I intend to move beyond that and explore the al-Awda issue in greater detail. We must all do it.
Even though I reiterated my belief that the Palestinian refugees who were expelled from their homes by Israel in 1948 have a legal, moral and ethical right to return that is solid and uncompromising, some who read the columns failed to understand that meaning. Maybe I didn't explain it properly.
The right of the refugees to return is a law. It is founded on a legal premise of human rights that is so great that no individual can erase and yet so hopeless fragile that it is the only thing from which Palestinian refugees have managed to preserve their very existence.
In the context of achieving two-states and resolving the Palestine-Israel conflict peacefully, how do we resolve the issue of al-Awda?
Regardless of the answer, the fact is that the Palestinian right to return is undeniable and solid. It doesn’t mean it will happen. It doesn’t mean that in a two-state solution, refugees can expect to return to their lands. It does mean the law is on their side.
Who knows what might happen in the future? Individuals cannot change laws, deny rights or compromise on fundamental justice.
In achieving a compromise, there is also the view that while that legal and moral and ethical right exists, it may never be implemented.
And that is my challenge to my critics – the harsh critics and the sound ones who have offered intelligent responses. How do you organize a movement to achieve that right, as opposed to creating a movement that celebrates that right?
In other words, if it is a right, why haven’t Palestinians succeeded in implementing their legal, moral and ethical right to return to their rightful lands and homes?
Whose fault is that failure to achieve that goal, and how do we go about making it a reality?
Of course, some Palestinians have pointed out issues extraneous to the discussion, which they often refuse to debate. I am a Christian. I am married to a Jew. I oppose all violence and I support compromise. I believe that we should work toward ending the suffering of the Palestinian refugees, not cling to their suffering as an excuse to agitate.
Is the point of our existence to hold meetings and conferences and stand around nodding our heads in agreement that an injustice has been done? Or, should we demand more from our leaders and hold them accountable?
Should we not demand that those who claim to champion the al-Awda movement – and there are many great members of al-Awda who have been outside of this debate – must be accountable and responsible for what has happened and what has not happened?

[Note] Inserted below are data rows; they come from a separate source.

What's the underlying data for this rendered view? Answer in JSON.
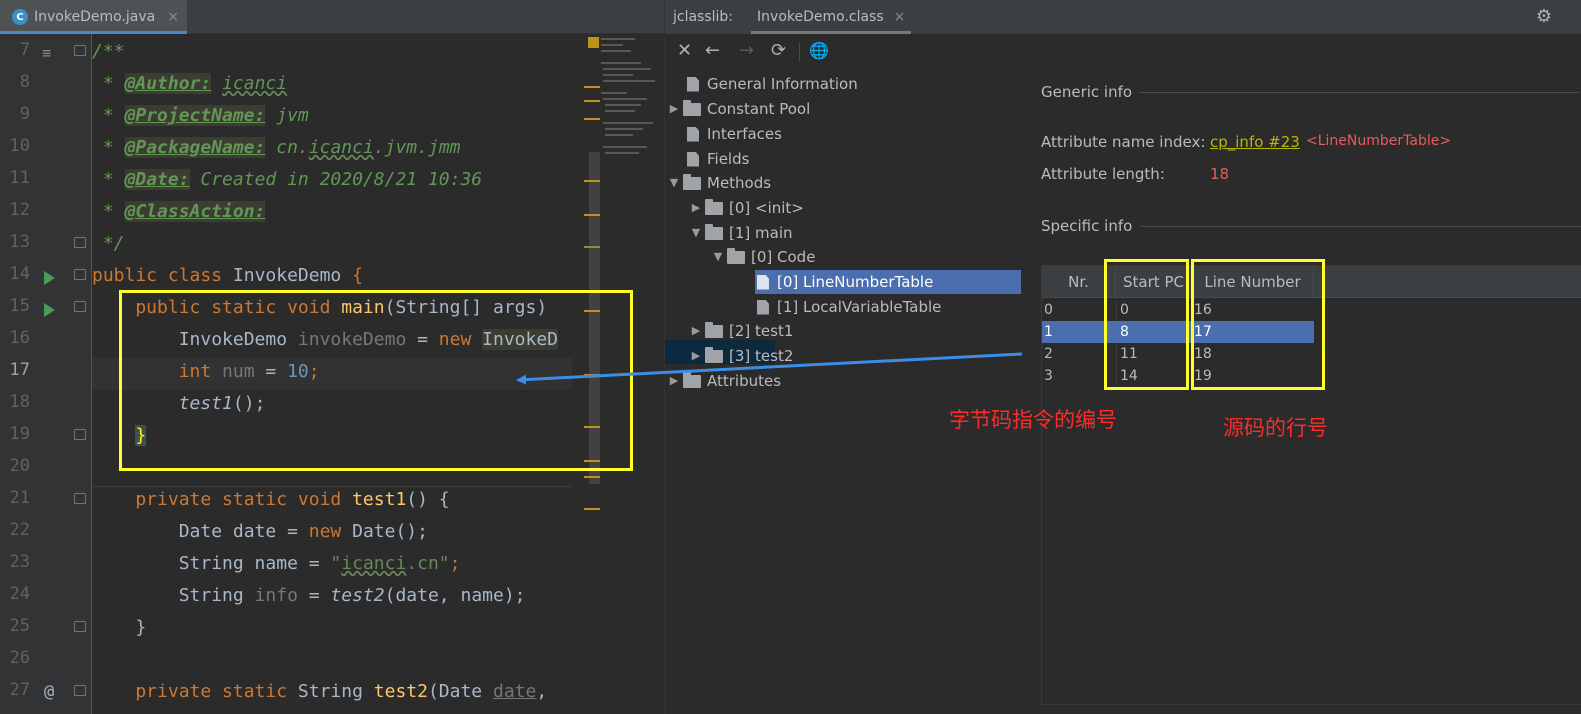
{
  "editor": {
    "tab": {
      "icon": "C",
      "label": "InvokeDemo.java",
      "close": "×"
    },
    "line_numbers": [
      "7",
      "8",
      "9",
      "10",
      "11",
      "12",
      "13",
      "14",
      "15",
      "16",
      "17",
      "18",
      "19",
      "20",
      "21",
      "22",
      "23",
      "24",
      "25",
      "26",
      "27"
    ],
    "code": {
      "l7_open": "/**",
      "l8_star": " * ",
      "l8_tag": "@Author:",
      "l8_val": "icanci",
      "l9_star": " * ",
      "l9_tag": "@ProjectName:",
      "l9_val": " jvm",
      "l10_star": " * ",
      "l10_tag": "@PackageName:",
      "l10_val_a": " cn.",
      "l10_val_b": "icanci",
      "l10_val_c": ".jvm.jmm",
      "l11_star": " * ",
      "l11_tag": "@Date:",
      "l11_val": " Created in 2020/8/21 10:36",
      "l12_star": " * ",
      "l12_tag": "@ClassAction:",
      "l13": " */",
      "l14_kw": "public class ",
      "l14_name": "InvokeDemo ",
      "l14_brace": "{",
      "l15_kw": "    public static void ",
      "l15_fn": "main",
      "l15_rest": "(String[] args)",
      "l16_type": "        InvokeDemo ",
      "l16_var": "invokeDemo",
      "l16_eq": " = ",
      "l16_new": "new ",
      "l16_ctor": "InvokeD",
      "l17_kw": "        int ",
      "l17_var": "num",
      "l17_eq": " = ",
      "l17_num": "10",
      "l17_semi": ";",
      "l18_call": "        test1",
      "l18_rest": "();",
      "l19_indent": "    ",
      "l19_brace": "}",
      "l21_kw": "    private static void ",
      "l21_fn": "test1",
      "l21_rest": "() {",
      "l22_a": "        Date date = ",
      "l22_new": "new ",
      "l22_b": "Date();",
      "l23_a": "        String name = ",
      "l23_q1": "\"",
      "l23_s": "icanci",
      "l23_q2": ".cn\"",
      "l23_semi": ";",
      "l24_a": "        String ",
      "l24_var": "info",
      "l24_eq": " = ",
      "l24_call": "test2",
      "l24_rest": "(date, name);",
      "l25": "    }",
      "l27_kw": "    private static ",
      "l27_type": "String ",
      "l27_fn": "test2",
      "l27_rest": "(Date ",
      "l27_param": "date",
      "l27_comma": ","
    }
  },
  "jclasslib": {
    "label": "jclasslib:",
    "tab": "InvokeDemo.class",
    "close": "×",
    "toolbar": {
      "close": "✕",
      "back": "←",
      "forward": "→",
      "refresh": "⟳",
      "web": "🌐",
      "settings": "⚙"
    },
    "tree": [
      {
        "label": "General Information"
      },
      {
        "label": "Constant Pool"
      },
      {
        "label": "Interfaces"
      },
      {
        "label": "Fields"
      },
      {
        "label": "Methods"
      },
      {
        "label": "[0] <init>"
      },
      {
        "label": "[1] main"
      },
      {
        "label": "[0] Code"
      },
      {
        "label": "[0] LineNumberTable"
      },
      {
        "label": "[1] LocalVariableTable"
      },
      {
        "label": "[2] test1"
      },
      {
        "label": "[3] test2"
      },
      {
        "label": "Attributes"
      }
    ],
    "generic_info": {
      "title": "Generic info",
      "name_index_label": "Attribute name index:",
      "name_index_link": "cp_info #23",
      "name_index_value": "<LineNumberTable>",
      "length_label": "Attribute length:",
      "length_value": "18"
    },
    "specific_info": {
      "title": "Specific info",
      "columns": [
        "Nr.",
        "Start PC",
        "Line Number"
      ],
      "rows": [
        {
          "nr": "0",
          "pc": "0",
          "line": "16"
        },
        {
          "nr": "1",
          "pc": "8",
          "line": "17"
        },
        {
          "nr": "2",
          "pc": "11",
          "line": "18"
        },
        {
          "nr": "3",
          "pc": "14",
          "line": "19"
        }
      ],
      "selected_row": 1
    }
  },
  "annotations": {
    "bytecode_label": "字节码指令的编号",
    "source_line_label": "源码的行号",
    "highlight_color": "#ffff2e",
    "arrow_color": "#3a8ee6",
    "text_color": "#ff2a2a"
  }
}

Leaders are judged not on their personalities or the popularity of the issues they champion. Leaders are judged by results.
In responding to my columns, some have not been leaders. They typify the stereotype of the over-burdened Palestinian fraught with suffering and a life of despair who cannot get past their emotions. They find it easier to attack those among our community who seek to have an open and free discussion, rather than channel that energy into a positive movement that shows results.

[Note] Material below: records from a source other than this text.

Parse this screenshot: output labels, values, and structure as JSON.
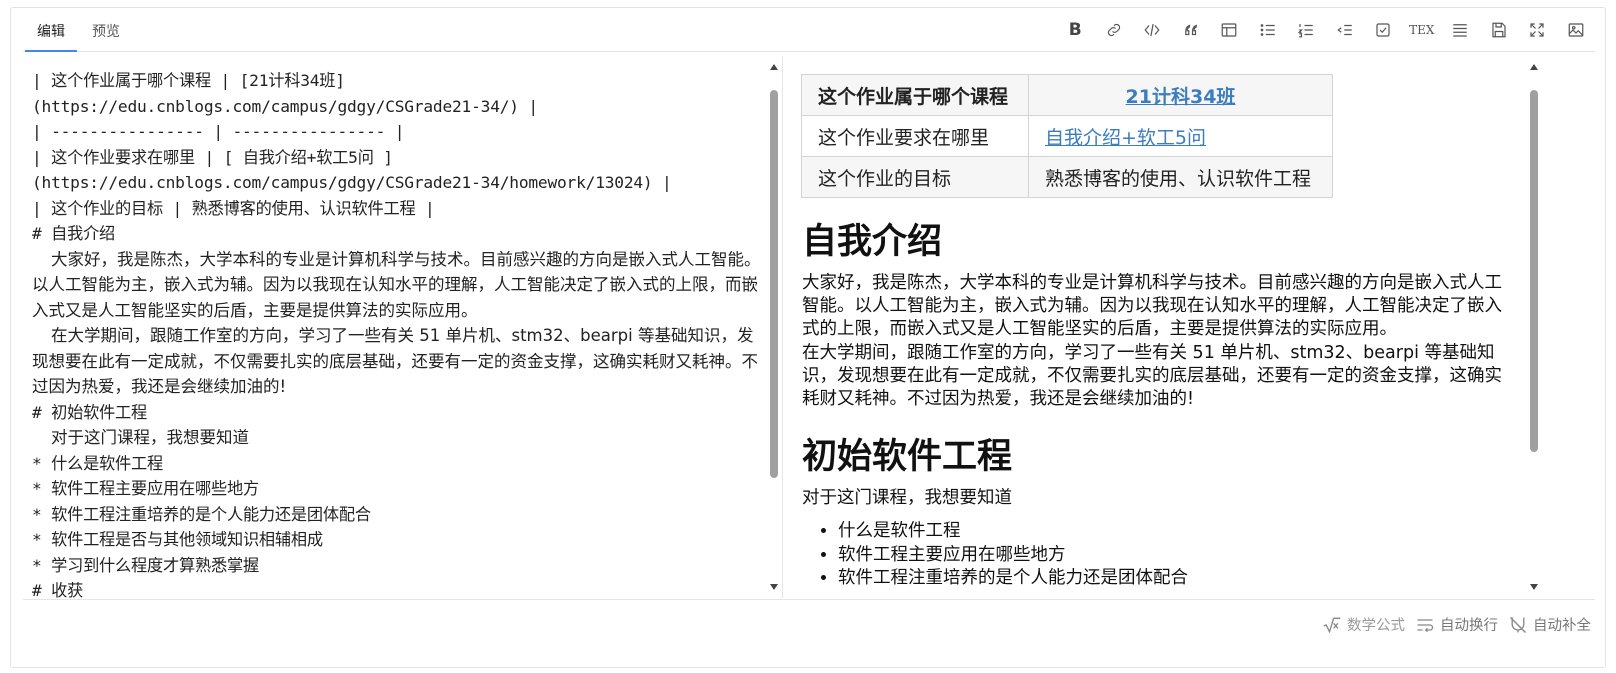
{
  "tabs": [
    {
      "label": "编辑",
      "active": true
    },
    {
      "label": "预览",
      "active": false
    }
  ],
  "toolbar": {
    "icons": [
      "bold-icon",
      "link-icon",
      "code-icon",
      "quote-icon",
      "table-icon",
      "bullet-list-icon",
      "numbered-list-icon",
      "indent-icon",
      "checkbox-icon",
      "tex-icon",
      "align-icon",
      "save-icon",
      "fullscreen-icon",
      "image-icon"
    ],
    "tex_label": "TEX",
    "bold_label": "B"
  },
  "source": {
    "lines": [
      "| 这个作业属于哪个课程 | [21计科34班]",
      "(https://edu.cnblogs.com/campus/gdgy/CSGrade21-34/) |",
      "| ---------------- | ---------------- |",
      "| 这个作业要求在哪里 | [ 自我介绍+软工5问 ]",
      "(https://edu.cnblogs.com/campus/gdgy/CSGrade21-34/homework/13024) |",
      "| 这个作业的目标 | 熟悉博客的使用、认识软件工程 |",
      "# 自我介绍"
    ],
    "para1": "大家好，我是陈杰，大学本科的专业是计算机科学与技术。目前感兴趣的方向是嵌入式人工智能。以人工智能为主，嵌入式为辅。因为以我现在认知水平的理解，人工智能决定了嵌入式的上限，而嵌入式又是人工智能坚实的后盾，主要是提供算法的实际应用。",
    "para2": "在大学期间，跟随工作室的方向，学习了一些有关 51 单片机、stm32、bearpi 等基础知识，发现想要在此有一定成就，不仅需要扎实的底层基础，还要有一定的资金支撑，这确实耗财又耗神。不过因为热爱，我还是会继续加油的!",
    "heading2": "# 初始软件工程",
    "para3": "对于这门课程，我想要知道",
    "bullets": [
      "* 什么是软件工程",
      "* 软件工程主要应用在哪些地方",
      "* 软件工程注重培养的是个人能力还是团体配合",
      "* 软件工程是否与其他领域知识相辅相成",
      "* 学习到什么程度才算熟悉掌握"
    ],
    "heading3": "# 收获"
  },
  "preview": {
    "table": [
      {
        "key": "这个作业属于哪个课程",
        "value": "21计科34班",
        "link": true
      },
      {
        "key": "这个作业要求在哪里",
        "value": "自我介绍+软工5问",
        "link": true
      },
      {
        "key": "这个作业的目标",
        "value": "熟悉博客的使用、认识软件工程",
        "link": false
      }
    ],
    "h1": "自我介绍",
    "p1": "大家好，我是陈杰，大学本科的专业是计算机科学与技术。目前感兴趣的方向是嵌入式人工智能。以人工智能为主，嵌入式为辅。因为以我现在认知水平的理解，人工智能决定了嵌入式的上限，而嵌入式又是人工智能坚实的后盾，主要是提供算法的实际应用。",
    "p2": "在大学期间，跟随工作室的方向，学习了一些有关 51 单片机、stm32、bearpi 等基础知识，发现想要在此有一定成就，不仅需要扎实的底层基础，还要有一定的资金支撑，这确实耗财又耗神。不过因为热爱，我还是会继续加油的!",
    "h2": "初始软件工程",
    "p3": "对于这门课程，我想要知道",
    "bullets": [
      "什么是软件工程",
      "软件工程主要应用在哪些地方",
      "软件工程注重培养的是个人能力还是团体配合"
    ]
  },
  "status": {
    "math": "数学公式",
    "wrap": "自动换行",
    "complete": "自动补全"
  }
}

I believe we can have better leaders. I also believe al-Awda deserves more public discussion than one or two columns. For the sake of the refugees. We may discuss and debate the issue but the refugees live the tragedy.

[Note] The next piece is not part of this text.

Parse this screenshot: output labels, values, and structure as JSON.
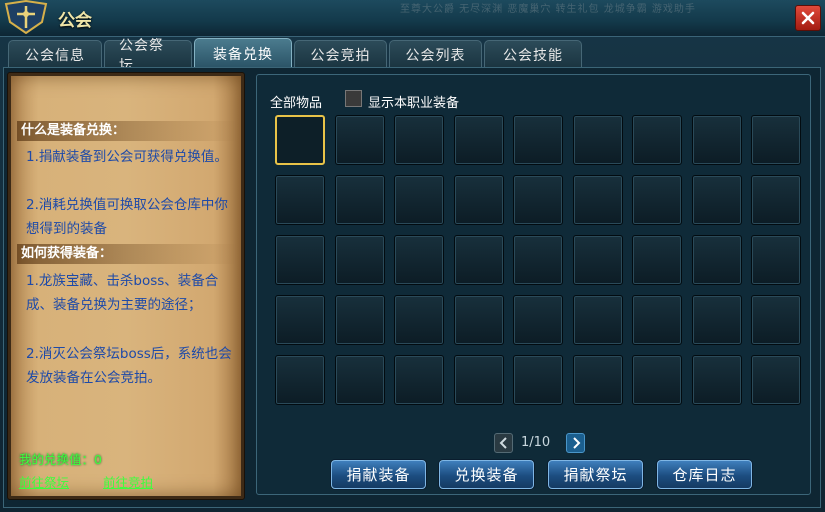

I believe it deserves further understanding on all sides, my side included. I will explore the reality of the return against the reality of compromise. There is the challenge to define how we embrace al-Awda if we achieve a two-state solution where Palestinians have real sovereignty over only part of the land.
It may not mean that refugees will be going back to their homes. But it also does not mean that they must be forced to give up their legal and moral and ethical right in a compromise.
That’s a challenge Israelis will have to confront and Palestinians must better understand.